As the designated accounting officer of Monitor, the chairman is responsible to Parliament for all resources under his control. In his capacity as accounting officer he may be called upon to appear before the Public Accounts Committee.
Mr. Hollobone: To ask the Secretary of State for Health (1) what the reasons were for setting the target for the number of schools participating in UK Transplants Give and Let Live donor education programme for 2007-08 at 1,090; 
Ann Keen [holding answers 22 November 2007]: The target number of schools participating in the Give and Let Live donor education programme represents the 30 per cent. target that NHS blood and transplant (NHS BT) is aiming for. This 30 per cent. target was arrived at following professional advice and is considered challenging but realistic.
To date, approximately £260,000 has been spent on the project (2006-07 and 2007-08), which included
additional set-up costs.

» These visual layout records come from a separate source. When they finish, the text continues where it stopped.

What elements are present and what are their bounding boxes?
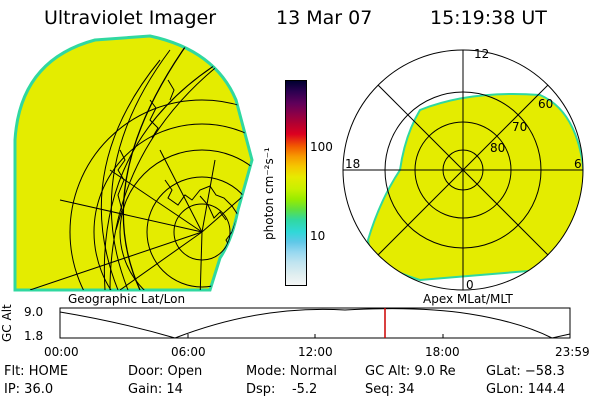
mlt-label-18: 18	[345, 157, 361, 171]
mlt-label-6: 6	[574, 157, 582, 171]
status-ip: IP: 36.0	[4, 382, 54, 397]
timeline-xtick-0600: 06:00	[171, 345, 206, 359]
status-flight: Flt: HOME	[4, 364, 69, 379]
mlat-label-70: 70	[512, 120, 528, 134]
date-label: 13 Mar 07	[276, 7, 373, 29]
mlat-label-60: 60	[538, 97, 554, 111]
colorbar-tick-100: 100	[310, 140, 333, 154]
status-door: Door: Open	[128, 364, 203, 379]
status-gc-alt: GC Alt: 9.0 Re	[365, 364, 456, 379]
right-map-caption: Apex MLat/MLT	[423, 292, 513, 306]
timeline-xtick-1200: 12:00	[298, 345, 333, 359]
timeline-xtick-1800: 18:00	[425, 345, 460, 359]
status-seq: Seq: 34	[365, 382, 415, 397]
colorbar-tick-10: 10	[310, 229, 326, 243]
timeline-xtick-0000: 00:00	[44, 345, 79, 359]
mlt-label-12: 12	[474, 47, 490, 61]
colorbar	[285, 80, 307, 286]
left-map-caption: Geographic Lat/Lon	[68, 292, 186, 306]
status-gain: Gain: 14	[128, 382, 183, 397]
mlt-label-0: 0	[466, 278, 474, 292]
status-mode: Mode: Normal	[246, 364, 337, 379]
time-label: 15:19:38 UT	[430, 7, 547, 29]
status-dsp: Dsp: -5.2	[246, 382, 318, 397]
mlat-label-80: 80	[490, 141, 506, 155]
timeline-ytick-bottom: 1.8	[24, 329, 44, 343]
instrument-title: Ultraviolet Imager	[44, 7, 217, 29]
timeline-xtick-2359: 23:59	[555, 345, 590, 359]
status-glat: GLat: −58.3	[486, 364, 565, 379]
status-glon: GLon: 144.4	[486, 382, 566, 397]
auroral-emission-region	[13, 34, 254, 292]
timeline-ytick-top: 9.0	[24, 305, 44, 319]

A further £100,000 has been allocated for 2008-09. Budgets have yet to be set for 2009-10.
Norman Lamb: To ask the Secretary of State for Health (1) how many independent sector treatment centres (ISTCs) are (a) in operation, (b) under construction and (c) planned; how much has been spent on establishing ISTCs; how much is planned to be spent in (i) 2007-08, (ii) 2008-09 and (iii) 2009-10; and what plans the Government have for the future of the ISTC programme; 
Mr. Bradshaw [holding answer 26 November 2007]: There are 23 fixed site wave 1 independent sector treatment centres (ISTCs) in operation and six walk-in centres with a commuter focus. There is also a mobile ophthalmology service, a mobile MRI scanning service and a chlamydia screening service in Greater London for 16 to 24-year-olds. Five phase 2 ISTC schemes are operational, three offering elective procedures and two offering diagnostics. This includes the West Midlands diagnostics scheme which will stop providing services in February 2008. Through phase 2, services are currently being delivered through 103 fixed and mobile sites (including interim site solutions) and it is expected that an additional 13 sites will come on-stream in the coming months.

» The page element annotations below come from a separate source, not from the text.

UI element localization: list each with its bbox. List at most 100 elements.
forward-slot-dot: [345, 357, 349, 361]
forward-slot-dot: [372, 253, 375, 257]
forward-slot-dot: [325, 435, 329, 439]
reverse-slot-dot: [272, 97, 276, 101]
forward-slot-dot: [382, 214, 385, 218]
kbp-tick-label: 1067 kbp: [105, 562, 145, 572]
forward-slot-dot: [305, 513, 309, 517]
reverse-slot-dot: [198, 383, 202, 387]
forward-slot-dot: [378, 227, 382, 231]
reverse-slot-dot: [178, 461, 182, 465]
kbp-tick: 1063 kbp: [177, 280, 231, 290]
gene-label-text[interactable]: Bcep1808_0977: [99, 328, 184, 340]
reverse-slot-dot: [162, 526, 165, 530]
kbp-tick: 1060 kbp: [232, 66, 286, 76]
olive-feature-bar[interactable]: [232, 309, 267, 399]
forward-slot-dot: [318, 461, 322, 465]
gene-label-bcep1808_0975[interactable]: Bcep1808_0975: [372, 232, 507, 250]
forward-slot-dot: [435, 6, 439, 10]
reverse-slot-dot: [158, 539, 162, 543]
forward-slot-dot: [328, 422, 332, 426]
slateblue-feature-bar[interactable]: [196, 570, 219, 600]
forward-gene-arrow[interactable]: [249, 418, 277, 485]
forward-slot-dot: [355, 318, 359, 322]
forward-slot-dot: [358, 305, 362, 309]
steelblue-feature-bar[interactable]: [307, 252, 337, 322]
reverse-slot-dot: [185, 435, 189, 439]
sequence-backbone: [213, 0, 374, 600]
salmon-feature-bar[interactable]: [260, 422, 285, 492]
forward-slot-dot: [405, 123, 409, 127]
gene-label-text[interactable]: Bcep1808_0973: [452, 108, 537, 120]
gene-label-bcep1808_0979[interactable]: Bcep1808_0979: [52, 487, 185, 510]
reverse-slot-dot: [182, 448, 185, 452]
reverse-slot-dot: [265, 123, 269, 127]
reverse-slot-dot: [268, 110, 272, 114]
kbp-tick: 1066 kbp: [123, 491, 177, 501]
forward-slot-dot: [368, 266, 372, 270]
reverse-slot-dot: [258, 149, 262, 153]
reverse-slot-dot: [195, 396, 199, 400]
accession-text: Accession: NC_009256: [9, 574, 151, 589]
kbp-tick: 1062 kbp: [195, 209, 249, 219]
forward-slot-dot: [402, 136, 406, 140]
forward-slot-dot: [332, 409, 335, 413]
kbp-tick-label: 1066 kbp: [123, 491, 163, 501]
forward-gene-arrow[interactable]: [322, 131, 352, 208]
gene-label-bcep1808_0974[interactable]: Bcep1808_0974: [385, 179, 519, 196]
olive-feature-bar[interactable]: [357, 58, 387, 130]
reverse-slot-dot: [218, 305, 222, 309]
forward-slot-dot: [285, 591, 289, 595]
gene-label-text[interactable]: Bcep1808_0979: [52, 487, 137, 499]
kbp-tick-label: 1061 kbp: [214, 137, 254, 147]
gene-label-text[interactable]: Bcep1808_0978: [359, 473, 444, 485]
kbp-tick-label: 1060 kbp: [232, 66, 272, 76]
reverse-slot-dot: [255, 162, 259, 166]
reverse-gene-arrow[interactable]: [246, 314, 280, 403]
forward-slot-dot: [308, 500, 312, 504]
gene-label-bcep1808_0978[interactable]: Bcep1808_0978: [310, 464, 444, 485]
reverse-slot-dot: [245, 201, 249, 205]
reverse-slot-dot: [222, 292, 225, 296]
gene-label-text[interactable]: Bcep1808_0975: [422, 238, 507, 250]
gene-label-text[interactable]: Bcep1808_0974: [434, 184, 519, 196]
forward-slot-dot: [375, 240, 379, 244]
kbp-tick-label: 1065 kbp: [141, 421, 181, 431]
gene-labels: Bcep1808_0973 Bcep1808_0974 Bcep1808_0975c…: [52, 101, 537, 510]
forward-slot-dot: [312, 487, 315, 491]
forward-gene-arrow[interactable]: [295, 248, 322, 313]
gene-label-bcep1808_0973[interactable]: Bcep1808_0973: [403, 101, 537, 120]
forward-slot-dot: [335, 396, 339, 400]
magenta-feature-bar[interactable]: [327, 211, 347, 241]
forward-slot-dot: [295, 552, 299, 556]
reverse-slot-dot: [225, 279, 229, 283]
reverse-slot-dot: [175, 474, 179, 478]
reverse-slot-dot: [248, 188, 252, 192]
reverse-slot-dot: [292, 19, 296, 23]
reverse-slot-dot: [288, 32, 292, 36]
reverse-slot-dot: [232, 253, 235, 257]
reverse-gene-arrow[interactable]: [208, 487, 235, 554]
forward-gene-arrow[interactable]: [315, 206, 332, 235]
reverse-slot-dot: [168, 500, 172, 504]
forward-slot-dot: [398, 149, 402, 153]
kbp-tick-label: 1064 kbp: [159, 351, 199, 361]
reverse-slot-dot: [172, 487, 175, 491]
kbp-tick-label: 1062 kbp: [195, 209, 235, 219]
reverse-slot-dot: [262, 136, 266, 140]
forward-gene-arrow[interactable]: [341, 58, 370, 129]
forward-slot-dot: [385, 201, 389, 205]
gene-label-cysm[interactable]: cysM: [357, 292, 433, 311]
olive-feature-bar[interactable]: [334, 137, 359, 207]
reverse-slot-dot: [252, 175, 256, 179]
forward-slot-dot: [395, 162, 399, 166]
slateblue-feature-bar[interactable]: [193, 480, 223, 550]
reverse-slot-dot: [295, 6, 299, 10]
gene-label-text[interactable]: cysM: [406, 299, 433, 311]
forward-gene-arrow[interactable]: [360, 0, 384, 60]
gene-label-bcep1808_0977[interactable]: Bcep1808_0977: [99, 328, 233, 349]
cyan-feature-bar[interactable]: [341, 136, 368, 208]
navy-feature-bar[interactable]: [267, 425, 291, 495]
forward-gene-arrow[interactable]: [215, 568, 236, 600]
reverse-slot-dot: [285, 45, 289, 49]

Three phase 2 schemes have been approved to move to financial close and a further seven are in procurement. Services are expected to be delivered from a number of sites, which provide greater accessibility for patients, through phase 2 schemes in procurement. As part of the mobilisation process, through wave one there are two ISTC sites and through phase 2 there are three ISTC sites which are currently under construction.
At the end of October 2007, the cost of the procurement of wave 1 and phase 2 was approximately £157 million including all assessment, scoping, procurement and associated management, professional advisory and support costs. This figure includes the cost incurred during 2007-08 (to date) of £11 million.
The Department will conclude decisions on the remaining schemes by the end of March 2008. At this stage, in terms of year by year spend in establishing (procuring, mobilising and managing) the phase 2 ISTCs schemes in procurement, it is not possible to break down the costs further, as budgets have not been agreed for coming years.
The Department will work with preferred bidders in a systematic way to consider any compensation claims that may be brought on a case by case basis, with regard to withdrawn schemes. No specific funds are allocated for this, however, the overall budget does include general contingencies for unforeseen events.